I found it an interesting programme,it does slightly niggle me that they at times don't get the classification of ships correct.Scharnhorst[along with her sister ship Gneisenau]was not a battleship but a battlecruiser.
That happens all the time in especially the "populus" documentaries as I call them which just cater for average joe public who think all big warships are "battleships".
Of course the ships mentioned were battlecruisers, and belonged to a class totalling 5 ships, which included my favorite
Prinz Eugen which, whilst with the
Bismark, entered battle with our
HMS Hood. The weaknesses apparent in all the Royal Navy battlecruisers from WW1 era, like the
Hood and the German superiority of build and fire control sadly proved fatal for
Hood and showed the fire power of the German battlecruisers, especially when supported by the battleship
Bismark!
Although they did exceed the limitations placed on Naval new builds by the
Versailles Treaty 1919, the Washington Naval Treaty of 1922 (which affected the design and build of the RN Battleships
HMS Nelson and her sister
HMS Rodney), and the Treaty for the Limitation and Reduction of Naval Armament / London Naval Treaty (1930), Germany NEVER fully accepted the limitations placed on it by the
Versailles Treaty which they were not party to.

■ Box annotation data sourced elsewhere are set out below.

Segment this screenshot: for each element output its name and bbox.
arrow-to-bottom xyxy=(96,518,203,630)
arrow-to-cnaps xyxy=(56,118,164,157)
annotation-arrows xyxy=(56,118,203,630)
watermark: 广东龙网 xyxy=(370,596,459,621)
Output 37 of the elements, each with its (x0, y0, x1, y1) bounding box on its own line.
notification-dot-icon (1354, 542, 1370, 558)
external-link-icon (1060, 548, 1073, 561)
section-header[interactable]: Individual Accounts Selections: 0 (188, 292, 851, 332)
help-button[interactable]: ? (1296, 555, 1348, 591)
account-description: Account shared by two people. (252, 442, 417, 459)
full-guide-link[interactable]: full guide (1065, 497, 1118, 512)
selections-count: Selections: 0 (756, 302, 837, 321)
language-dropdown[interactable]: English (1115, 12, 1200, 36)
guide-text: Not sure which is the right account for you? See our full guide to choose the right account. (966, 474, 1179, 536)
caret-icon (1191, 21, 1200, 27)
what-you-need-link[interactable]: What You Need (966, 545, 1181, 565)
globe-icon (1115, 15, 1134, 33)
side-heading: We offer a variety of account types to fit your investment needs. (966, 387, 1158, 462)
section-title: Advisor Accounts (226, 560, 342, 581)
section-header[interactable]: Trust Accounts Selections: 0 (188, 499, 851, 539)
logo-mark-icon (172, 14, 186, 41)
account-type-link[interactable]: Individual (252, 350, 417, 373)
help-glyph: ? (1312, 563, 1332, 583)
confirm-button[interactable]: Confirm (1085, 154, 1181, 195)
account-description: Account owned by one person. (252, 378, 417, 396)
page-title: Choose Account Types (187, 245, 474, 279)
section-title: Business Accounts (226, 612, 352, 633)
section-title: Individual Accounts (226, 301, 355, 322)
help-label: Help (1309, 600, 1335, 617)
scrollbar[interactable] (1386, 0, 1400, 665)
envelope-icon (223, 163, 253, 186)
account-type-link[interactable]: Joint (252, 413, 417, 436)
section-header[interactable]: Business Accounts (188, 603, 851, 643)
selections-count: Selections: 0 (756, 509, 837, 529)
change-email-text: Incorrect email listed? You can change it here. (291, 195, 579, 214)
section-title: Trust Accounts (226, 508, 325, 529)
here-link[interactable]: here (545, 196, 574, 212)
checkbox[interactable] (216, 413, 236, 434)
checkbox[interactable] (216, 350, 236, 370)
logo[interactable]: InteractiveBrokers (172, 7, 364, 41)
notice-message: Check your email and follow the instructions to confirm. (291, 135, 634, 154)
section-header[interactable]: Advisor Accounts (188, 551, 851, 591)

Once Hitler came to power he denounced completely that "agreement", and managed to get a new one in the form of the
Anglo-German Naval Agreement (1935) Second London Naval Treaty (1936), which greatly increased the allowed size of any new warships and the type of naval fleet in use, which was controversial from the start (as was the original
Versailles Treaty), and which Hitler denounced anyway in 1939 as of course by then he had ripped up the "rule book" on Germany's military limitations and was bent on war.